Coca-Cola’s specialty sodas pop up outside the pop aisle

The beverage behemoth is intentionally 'hiding' its new craft, glass bottle offerings 'in plain sight.'

From a distance the pop aisle of most grocery stores looks like a game of Tetris: colourful boxes (and bottles and cans) crammed up against one another fighting for shoppers’ attention.

Sampling Footprint

So for the launch of six specialty sodas in Canada, Coca-Cola opted out of being next to rows and rows of competitors, instead choosing to be strategically placed in unusual areas, such as near the cash register in a Rexall shop or near the charcuterie station in a Loblaw-owned store in downtown Toronto.

The sodas, which are presented in “premium-looking glass bottles with artwork,” feature cane sugar and natural ingredients meant to lure in craft-beer loving, kombucha-swilling “trendy urban millennials,” Carolyn Harty, group brand director of sparkling beverages for Coca-Cola Canada, told strategy in an email interview.

“More and more [retailers] have created a specialty soda section… We were very keen to be part of this section as it would help consumers understand the craftsmanship that went into these flavours,” said Harty. “Consumers also told us in research that there is a satisfaction that comes with discovering new products for themselves – therefore, having these specialty products ‘hiding in plain sight’ in a new part of the store was a deliberate strategy to allow our target to experience the chase.”

While many Baby Boomers grew up going to soda shops and would routinely buy large cases of pop for the household, the children of those Boomers (millennials) often reach for more unique options. Soft drink consumption has been falling flat for years in North America, due primarily to a greater focus on health, particularly among younger people, with a study led by the Heart and Stroke Foundation finding that between 2003 and 2015 soft drink sales decreased by 27% in Canada, followed by fruit drinks (-22%) and 100% fruit juice (-10%). In contrast, during the same time frame, sales increases were seen among energy drinks (+638%), sweetened coffees (+579%) and flavoured water (+527%).

In recent years, Coca-Cola has responded to changing tastes and net sales rose 6% in the most recent quarter, with the company attributing the rise to a 4% volume and transaction growth in Coke’s namesake brand globally. Its Zero Sugar line also saw double-digit volume growth worldwide, with its CEO telling analysts that close to 25% of Coca-Cola’s revenue now comes from new or reformulated beverages, up from 15% in 2017.

Traditional soft drink sellers, including Coca-Cola as well as rivals such as PepsiCo and Schweppes, have been aggressively marketing alternatives, from Pepsi’s Bubly sparkling water brand to Schweppes’ new zero sugar and zero calorie sparkling sodas, this year in Canada and beyond.
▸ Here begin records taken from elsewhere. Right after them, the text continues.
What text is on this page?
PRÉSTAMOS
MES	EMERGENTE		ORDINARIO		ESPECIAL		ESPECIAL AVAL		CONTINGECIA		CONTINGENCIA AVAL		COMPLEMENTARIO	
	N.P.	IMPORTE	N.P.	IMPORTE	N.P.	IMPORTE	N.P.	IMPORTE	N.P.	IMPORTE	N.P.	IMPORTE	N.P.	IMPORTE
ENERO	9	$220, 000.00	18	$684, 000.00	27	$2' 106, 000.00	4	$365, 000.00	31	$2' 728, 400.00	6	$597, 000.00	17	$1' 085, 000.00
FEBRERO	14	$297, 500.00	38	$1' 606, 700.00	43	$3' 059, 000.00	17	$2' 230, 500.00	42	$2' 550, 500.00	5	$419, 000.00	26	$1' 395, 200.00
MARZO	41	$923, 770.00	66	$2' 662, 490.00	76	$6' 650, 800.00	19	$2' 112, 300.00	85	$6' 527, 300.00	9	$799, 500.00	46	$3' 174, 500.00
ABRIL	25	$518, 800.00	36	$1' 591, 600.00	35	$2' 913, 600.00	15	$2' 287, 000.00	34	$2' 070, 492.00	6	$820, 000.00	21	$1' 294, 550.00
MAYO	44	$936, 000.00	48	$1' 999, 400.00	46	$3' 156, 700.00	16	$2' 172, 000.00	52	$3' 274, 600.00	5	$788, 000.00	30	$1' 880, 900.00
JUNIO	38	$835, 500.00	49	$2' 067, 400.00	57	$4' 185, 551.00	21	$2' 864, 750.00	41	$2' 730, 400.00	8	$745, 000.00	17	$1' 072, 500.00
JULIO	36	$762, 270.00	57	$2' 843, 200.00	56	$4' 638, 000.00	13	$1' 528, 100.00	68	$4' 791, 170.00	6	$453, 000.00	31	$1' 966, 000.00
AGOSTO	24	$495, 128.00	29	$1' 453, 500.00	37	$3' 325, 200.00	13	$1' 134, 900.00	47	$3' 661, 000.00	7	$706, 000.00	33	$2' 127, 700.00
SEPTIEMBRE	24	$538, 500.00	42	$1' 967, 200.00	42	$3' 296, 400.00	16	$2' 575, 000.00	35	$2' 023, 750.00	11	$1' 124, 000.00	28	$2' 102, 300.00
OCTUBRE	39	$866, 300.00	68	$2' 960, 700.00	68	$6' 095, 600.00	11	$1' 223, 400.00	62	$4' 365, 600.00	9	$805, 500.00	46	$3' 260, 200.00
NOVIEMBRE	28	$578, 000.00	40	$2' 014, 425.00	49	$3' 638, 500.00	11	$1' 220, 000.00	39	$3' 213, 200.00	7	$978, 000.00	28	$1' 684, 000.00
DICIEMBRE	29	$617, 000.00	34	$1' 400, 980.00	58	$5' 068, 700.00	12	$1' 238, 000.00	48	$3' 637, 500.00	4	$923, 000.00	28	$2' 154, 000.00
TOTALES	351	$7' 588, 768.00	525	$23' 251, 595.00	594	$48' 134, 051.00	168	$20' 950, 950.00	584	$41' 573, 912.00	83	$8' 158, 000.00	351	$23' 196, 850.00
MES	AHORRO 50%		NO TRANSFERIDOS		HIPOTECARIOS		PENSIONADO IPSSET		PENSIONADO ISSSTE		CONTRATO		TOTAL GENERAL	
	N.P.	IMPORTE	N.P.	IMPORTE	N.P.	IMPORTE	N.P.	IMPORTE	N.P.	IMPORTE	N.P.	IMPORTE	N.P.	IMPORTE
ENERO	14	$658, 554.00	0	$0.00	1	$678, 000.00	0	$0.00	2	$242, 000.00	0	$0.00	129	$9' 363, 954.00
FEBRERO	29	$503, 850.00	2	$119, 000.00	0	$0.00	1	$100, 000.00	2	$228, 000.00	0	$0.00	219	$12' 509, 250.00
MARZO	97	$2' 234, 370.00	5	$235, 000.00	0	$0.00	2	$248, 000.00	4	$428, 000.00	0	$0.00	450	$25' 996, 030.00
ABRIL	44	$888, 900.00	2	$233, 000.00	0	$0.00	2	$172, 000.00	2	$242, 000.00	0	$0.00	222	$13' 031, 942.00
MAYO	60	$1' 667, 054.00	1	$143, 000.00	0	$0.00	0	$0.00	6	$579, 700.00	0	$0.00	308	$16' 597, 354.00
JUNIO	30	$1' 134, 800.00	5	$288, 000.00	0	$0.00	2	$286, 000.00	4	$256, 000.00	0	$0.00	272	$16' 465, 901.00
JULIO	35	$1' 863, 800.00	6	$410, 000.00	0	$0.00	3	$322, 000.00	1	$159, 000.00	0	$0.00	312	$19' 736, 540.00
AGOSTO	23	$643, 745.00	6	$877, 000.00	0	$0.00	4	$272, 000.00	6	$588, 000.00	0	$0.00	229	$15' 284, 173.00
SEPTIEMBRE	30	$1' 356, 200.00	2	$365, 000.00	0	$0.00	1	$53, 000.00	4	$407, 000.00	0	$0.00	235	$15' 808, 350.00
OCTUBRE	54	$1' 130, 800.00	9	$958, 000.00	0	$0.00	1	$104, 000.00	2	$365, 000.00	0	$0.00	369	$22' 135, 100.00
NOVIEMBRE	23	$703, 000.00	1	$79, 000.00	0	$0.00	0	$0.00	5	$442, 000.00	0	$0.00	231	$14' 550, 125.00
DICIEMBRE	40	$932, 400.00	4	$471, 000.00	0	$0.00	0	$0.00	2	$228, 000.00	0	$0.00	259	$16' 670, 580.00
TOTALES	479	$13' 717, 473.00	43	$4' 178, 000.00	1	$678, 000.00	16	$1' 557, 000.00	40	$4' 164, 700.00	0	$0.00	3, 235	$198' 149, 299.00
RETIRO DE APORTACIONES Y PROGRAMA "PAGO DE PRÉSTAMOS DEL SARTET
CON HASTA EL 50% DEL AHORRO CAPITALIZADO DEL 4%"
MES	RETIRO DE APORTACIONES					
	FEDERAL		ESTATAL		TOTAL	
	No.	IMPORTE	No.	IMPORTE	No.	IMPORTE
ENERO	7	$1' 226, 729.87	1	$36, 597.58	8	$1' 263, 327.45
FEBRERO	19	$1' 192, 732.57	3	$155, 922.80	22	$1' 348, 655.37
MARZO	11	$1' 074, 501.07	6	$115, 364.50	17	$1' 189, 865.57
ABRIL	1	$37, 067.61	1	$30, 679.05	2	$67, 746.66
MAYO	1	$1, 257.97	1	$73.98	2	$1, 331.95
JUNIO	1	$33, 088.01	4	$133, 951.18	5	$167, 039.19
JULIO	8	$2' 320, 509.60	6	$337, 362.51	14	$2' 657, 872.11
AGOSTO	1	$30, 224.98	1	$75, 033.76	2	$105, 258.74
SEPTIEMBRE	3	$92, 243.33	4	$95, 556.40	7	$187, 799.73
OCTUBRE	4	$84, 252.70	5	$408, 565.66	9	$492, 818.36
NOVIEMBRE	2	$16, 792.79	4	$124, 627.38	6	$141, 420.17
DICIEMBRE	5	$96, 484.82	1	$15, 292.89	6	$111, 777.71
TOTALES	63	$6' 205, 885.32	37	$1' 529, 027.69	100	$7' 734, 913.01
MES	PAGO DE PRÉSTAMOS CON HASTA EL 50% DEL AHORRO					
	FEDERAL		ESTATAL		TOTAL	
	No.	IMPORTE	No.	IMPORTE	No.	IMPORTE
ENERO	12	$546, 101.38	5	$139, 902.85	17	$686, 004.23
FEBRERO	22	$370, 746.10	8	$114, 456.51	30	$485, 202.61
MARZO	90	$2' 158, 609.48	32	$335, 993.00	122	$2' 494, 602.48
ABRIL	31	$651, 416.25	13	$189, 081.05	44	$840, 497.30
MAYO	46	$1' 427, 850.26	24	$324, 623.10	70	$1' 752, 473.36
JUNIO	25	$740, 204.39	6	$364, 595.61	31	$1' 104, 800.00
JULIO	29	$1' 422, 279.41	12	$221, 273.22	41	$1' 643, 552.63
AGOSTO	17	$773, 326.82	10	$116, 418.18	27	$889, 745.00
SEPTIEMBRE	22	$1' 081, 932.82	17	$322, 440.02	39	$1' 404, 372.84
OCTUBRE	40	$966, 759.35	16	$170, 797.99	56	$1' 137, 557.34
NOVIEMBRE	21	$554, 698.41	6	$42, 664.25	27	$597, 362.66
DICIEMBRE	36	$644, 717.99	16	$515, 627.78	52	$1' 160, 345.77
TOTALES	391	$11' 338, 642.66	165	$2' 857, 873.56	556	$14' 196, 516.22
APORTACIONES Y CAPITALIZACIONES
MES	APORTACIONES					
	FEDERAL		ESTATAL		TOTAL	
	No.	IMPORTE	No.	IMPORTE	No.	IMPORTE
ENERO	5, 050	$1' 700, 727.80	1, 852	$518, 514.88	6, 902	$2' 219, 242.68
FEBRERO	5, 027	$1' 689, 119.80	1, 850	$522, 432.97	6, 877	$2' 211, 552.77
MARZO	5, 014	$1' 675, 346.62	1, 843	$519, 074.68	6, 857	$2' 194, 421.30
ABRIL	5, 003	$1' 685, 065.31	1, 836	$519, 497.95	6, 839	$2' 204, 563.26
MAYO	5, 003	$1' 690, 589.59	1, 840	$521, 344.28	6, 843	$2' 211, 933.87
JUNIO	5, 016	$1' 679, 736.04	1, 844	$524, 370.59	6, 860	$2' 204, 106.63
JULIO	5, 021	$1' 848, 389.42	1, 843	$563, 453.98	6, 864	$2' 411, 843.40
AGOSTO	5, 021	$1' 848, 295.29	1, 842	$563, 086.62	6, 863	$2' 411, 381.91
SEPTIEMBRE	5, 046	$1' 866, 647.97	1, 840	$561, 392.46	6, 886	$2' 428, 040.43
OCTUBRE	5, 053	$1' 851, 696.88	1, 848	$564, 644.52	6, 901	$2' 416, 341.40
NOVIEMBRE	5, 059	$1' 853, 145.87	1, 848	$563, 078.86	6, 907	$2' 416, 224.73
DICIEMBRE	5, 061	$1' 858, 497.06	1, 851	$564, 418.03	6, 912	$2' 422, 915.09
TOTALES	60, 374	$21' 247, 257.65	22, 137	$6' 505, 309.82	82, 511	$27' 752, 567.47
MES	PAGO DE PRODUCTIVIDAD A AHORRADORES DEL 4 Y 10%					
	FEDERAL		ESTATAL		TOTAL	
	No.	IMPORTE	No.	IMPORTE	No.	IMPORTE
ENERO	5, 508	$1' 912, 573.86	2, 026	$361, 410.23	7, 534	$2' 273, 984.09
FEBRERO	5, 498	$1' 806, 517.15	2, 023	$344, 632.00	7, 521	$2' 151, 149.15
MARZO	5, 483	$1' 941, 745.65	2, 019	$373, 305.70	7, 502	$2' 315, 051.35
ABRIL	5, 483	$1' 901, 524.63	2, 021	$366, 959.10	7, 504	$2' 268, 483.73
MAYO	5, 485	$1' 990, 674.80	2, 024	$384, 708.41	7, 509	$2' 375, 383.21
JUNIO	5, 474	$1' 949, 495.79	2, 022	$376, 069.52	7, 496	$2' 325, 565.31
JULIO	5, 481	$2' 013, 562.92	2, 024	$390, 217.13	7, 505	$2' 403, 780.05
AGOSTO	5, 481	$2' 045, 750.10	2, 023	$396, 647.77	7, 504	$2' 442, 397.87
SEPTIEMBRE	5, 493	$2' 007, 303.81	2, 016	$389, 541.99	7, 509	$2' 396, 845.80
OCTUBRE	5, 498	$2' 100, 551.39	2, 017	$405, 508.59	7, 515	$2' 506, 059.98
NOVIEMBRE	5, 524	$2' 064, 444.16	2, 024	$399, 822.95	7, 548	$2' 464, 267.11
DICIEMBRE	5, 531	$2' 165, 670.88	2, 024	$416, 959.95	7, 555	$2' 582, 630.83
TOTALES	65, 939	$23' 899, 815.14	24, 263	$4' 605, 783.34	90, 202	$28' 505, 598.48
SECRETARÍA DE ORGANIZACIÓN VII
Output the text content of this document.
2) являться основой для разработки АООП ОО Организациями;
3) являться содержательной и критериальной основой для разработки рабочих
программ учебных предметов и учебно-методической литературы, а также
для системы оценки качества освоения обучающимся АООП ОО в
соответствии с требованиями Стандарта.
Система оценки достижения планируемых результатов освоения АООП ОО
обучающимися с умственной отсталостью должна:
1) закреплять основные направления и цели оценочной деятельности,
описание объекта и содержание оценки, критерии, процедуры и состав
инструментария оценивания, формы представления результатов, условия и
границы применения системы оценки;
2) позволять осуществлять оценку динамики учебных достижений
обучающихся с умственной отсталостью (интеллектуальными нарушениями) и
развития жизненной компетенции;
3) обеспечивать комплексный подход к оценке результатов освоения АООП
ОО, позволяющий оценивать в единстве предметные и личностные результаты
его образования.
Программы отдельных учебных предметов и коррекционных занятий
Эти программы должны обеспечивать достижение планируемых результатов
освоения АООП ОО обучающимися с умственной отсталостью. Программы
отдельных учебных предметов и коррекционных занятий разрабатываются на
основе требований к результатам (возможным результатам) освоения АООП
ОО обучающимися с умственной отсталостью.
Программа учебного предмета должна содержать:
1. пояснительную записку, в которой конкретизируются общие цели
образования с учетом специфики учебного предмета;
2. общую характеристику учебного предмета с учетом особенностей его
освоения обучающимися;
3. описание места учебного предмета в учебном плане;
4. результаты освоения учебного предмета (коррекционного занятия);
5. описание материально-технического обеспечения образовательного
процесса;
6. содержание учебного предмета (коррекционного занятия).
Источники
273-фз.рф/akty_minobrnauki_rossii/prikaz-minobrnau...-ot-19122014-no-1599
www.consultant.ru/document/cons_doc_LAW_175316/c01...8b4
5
Coca-Cola first introduced two “local flavours,” Coca-Cola Georgia Peach and Coca-Cola California Raspberry, as well as Coca-Cola de México, in 2018 in the U.S. Then the Canadian arm launched the Georgia and México flavours here this spring, but it put a local twist on the raspberry option, with Coca-Cola British Columbia Raspberry. Canada also launched three Barq’s offerings that are only available here, including Barq’s Crafted Root Beer, Barq’s Crafted Cream Soda and Barq’s Crafted Spiced Cherry.

StackerThe six specialty sodas are permanent offerings, but in keeping with the crafted feel, the products are intentionally only available in select grocery and convenience stores, as well as food-service outlets, in urban areas where the millennial target is more likely to live, explained Harty.

“We did months of research on our target market… and learned a lot about their views on craft products,” said Harty. “The two important things they shared were that they are constantly looking for new flavour experiences, especially with natural ingredients; and how the product looks and feels both on shelf and in their hand greatly impacts their purchase decision.”

Also in keeping with the craft offering, there is no traditional mass marketing campaign for the new product launch, said Harty. Instead, through the summer, there will be “some very small-scale product seeding and micro-influencer outreach to ensure that our target are seeing and trying these flavours in an environment they are familiar with and trust.”

Packaging of the specialty sodas was done by Perennial, point-of-sale was handled by LPI and Hill + Knowlton Strategies led public relations.